Lorenzo Meyer
Enero 11, 2021
AGENDA CIUDADANA
“Es esta [la elección norteamericana del 2020], quizá, la elección más corrupta del mundo”, aseguró el presidente Donald Trump en una arenga a sus seguidores –los que conforman el “nacionalismo blanco” o, si se quiere, “la Norteamérica profunda”– la mañana del 6 de enero y luego les pidió marchar al Capitolio en apoyo de los congresistas que ahí iban a cuestionar la validez de una elección presidencial que había sepultado su proyecto reeleccionista.
Los trumpistas obedecieron y por unas horas hicieron historia. En una acción sin precedentes irrumpieron en el Capitolio y obligaron a suspender el proceso que debía sellar la derrota de Trump. Vale notar que el instigador había dicho: “Vamos a marchar hacia el Capitolio”, pero él se volvió a la seguridad de la Casa Blanca a ver por televisión, con su familia, cómo una multitud enardecida, dejada a su libre albedrío, se amotinó por tres horas y media y montó un espectáculo que sorprendió al mundo.
En el último lustro, la política norteamericana puede ser vista como una lección sobre la fragilidad y fortaleza de la democracia, pues si el trumpismo que surgió en 2015 con la postulación de Trump como precandidato presidencial floreció en un entorno con una larga historia de democracia electoral –la primera elección presidencial competida ahí tuvo lugar en 1796– mayor es la posibilidad en naciones con estructuras democráticas menos arraigadas.

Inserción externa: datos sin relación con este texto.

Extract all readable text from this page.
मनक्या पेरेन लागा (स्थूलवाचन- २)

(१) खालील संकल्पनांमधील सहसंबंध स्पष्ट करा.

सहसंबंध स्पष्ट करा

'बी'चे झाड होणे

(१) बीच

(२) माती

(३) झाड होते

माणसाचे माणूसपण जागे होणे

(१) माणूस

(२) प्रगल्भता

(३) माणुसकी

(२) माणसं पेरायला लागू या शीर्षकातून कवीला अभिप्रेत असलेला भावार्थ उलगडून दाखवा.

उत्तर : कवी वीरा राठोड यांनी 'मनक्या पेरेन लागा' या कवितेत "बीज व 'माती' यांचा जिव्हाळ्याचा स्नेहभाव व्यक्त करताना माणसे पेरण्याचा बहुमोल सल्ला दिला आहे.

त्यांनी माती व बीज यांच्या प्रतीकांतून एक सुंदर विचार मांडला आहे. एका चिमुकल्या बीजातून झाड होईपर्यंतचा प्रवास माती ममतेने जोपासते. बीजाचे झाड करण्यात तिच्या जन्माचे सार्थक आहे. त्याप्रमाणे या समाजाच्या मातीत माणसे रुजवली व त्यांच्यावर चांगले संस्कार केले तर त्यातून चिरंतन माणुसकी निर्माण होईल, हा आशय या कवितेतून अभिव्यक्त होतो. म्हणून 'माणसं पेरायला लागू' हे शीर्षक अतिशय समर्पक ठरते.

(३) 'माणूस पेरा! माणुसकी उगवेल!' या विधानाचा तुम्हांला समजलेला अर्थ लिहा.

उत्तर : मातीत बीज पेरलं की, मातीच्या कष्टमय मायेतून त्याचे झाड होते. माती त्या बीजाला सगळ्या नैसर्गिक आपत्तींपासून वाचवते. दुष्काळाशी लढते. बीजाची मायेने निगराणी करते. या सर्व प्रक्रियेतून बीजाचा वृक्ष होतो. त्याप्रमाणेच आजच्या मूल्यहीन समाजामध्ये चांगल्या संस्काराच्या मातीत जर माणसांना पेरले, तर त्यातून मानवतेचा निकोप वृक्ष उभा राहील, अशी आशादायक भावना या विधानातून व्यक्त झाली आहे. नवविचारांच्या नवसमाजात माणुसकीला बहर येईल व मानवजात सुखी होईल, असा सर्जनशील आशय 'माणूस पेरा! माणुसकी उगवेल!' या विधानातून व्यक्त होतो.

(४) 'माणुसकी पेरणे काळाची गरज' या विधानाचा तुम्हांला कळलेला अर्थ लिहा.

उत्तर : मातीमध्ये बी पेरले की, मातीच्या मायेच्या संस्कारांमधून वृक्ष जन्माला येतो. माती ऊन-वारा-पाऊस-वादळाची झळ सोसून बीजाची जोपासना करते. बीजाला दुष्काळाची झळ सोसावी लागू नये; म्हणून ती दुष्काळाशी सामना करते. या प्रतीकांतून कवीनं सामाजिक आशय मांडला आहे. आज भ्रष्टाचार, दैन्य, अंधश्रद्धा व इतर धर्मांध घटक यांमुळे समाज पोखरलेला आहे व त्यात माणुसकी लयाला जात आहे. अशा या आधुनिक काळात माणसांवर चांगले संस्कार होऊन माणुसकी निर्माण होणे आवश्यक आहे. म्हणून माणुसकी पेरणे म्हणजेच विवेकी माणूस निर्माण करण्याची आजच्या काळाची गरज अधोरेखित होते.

Del caso norteamericano actual se pueden sacar varias lecciones. Para empezar, Donald Trump como un presidente improbable: un empresario en bienes raíces, conductor de televisión y organizador de concursos de belleza que saltó a la presidencia del aún país más poderoso del mundo sin haber ganado el voto popular sino aprovechando la distorsión que ofrece el Colegio Electoral.
Pero el trumpismo sólo se entiende si se toma en cuenta que mucho antes de Trump ya existía esa “Norteamérica blanca profunda” disponible para ser movilizada en contra de un estatus quo propiciado por la clase política tradicional que de tiempo atrás se había desentendido de los efectos negativos de la globalización sobre el nivel de vida y la autoestima de muchos ciudadanos. En esa coyuntura apareció el personaje en cuestión que supo captar y cultivar políticamente los resentimientos de un conjunto que finalmente le daría casi 63 millones de votos en 2016 y 75 millones en 2020. Al perder Trump la elección, el núcleo duro de sus partidarios aceptó, el pasado 6 de enero, la arenga presidencial para cobrar venganza humillando a la élite política en su santa sanctorum: el Capitolio.
En casi cualquier sociedad hay sectores marginados y potencialmente movilizables pero el que efectivamente lo sean depende, en buena medida, del liderazgo. En Estados Unidos los afroamericanos son un caso contrastante con el “nacionalismo blanco”. Ahí el agravio es mayor pero el liderazgo movilizador, el de Martin Luther King, lo hizo bajo claros principios éticos. El Dr. King politizó a los descendientes de esclavos, resistió infinidad de provocaciones y frustraciones y avanzó un buen trecho en la realización de lo que llamó “su sueño” –la superación de la discriminación. Lo pagó con su vida, pero su esfuerzo perdura.
El problema surge cuando los agraviados no se movilizan bajo un líder ético, sino de uno como Trump: inmoral y oportunista en extremo.
Una lección que se puede extraer del trumpismo es que, cuando la élite del poder se aísla en la comodidad de una burbuja, se favorece el crecimiento y el resentimiento de grupos marginales que, en ciertas circunstancias, pueden entrar en consonancia con personajes tan siniestros como el empresario inmobiliario.